Published: 07 December 2022

Abusive behaviour can be physical, verbal, sexual, psychological or financial.

It can include:

  • threatening your partner
  • calling them names
  • controlling what they do, where they go and who they speak to
  • not allowing them to see their friends and family
  • accusing them of cheating
  • stalking them by continually checking up on them
  • sharing - or threatening to share - intimate images of your partner with their family, friends or work colleagues
  • hitting, kicking, punching, or throwing objects at them
  • rape, forcing your partner into sexual acts they don’t want to do
  • keeping their money from them or demanding their money

Police Scotland’s and the Crown Office and Procurator Fiscal Service (COPFS) formal definition of domestic abuse is:

"Any form of physical, verbal, sexual, psychological or financial abuse which might amount to criminal conduct and which takes place within the context of a relationship.
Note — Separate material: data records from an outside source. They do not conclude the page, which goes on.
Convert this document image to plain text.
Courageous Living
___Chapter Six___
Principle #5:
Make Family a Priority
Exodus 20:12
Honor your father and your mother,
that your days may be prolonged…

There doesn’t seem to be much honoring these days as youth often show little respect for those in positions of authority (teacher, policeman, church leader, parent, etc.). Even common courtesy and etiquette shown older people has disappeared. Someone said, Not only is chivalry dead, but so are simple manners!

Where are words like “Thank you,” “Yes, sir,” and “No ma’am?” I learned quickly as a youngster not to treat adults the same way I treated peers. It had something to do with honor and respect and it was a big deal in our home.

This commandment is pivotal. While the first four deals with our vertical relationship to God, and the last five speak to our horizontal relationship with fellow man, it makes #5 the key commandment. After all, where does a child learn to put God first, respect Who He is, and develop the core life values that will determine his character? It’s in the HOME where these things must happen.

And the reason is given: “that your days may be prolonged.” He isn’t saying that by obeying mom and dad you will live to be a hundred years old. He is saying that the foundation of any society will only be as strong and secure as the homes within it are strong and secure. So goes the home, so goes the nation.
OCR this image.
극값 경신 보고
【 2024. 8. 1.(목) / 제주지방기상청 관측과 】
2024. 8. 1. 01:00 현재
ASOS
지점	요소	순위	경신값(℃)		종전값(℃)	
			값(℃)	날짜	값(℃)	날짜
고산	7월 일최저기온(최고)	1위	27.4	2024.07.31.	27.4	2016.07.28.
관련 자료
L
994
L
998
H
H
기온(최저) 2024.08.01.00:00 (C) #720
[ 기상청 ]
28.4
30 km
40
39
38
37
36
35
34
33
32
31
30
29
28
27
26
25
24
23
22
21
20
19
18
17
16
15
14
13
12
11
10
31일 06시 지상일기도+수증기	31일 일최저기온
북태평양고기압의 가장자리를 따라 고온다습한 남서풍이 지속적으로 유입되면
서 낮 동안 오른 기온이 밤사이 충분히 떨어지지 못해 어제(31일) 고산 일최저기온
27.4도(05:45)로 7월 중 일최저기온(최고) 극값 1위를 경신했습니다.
The relationship will be between partners (married, cohabiting, civil partnership or otherwise) or ex-partners. The abuse may be committed in the home or elsewhere including online".

But we don’t live together and we’re not married?
Domestic abuse is the general term for this type of behaviour but it doesn’t matter if you are boyfriend and girlfriend living separately, living together, married or even ex-boyfriend and ex-girlfriend. If you are abusive in person, or online, to someone you are, or have been in a relationship with, it will result in your arrest.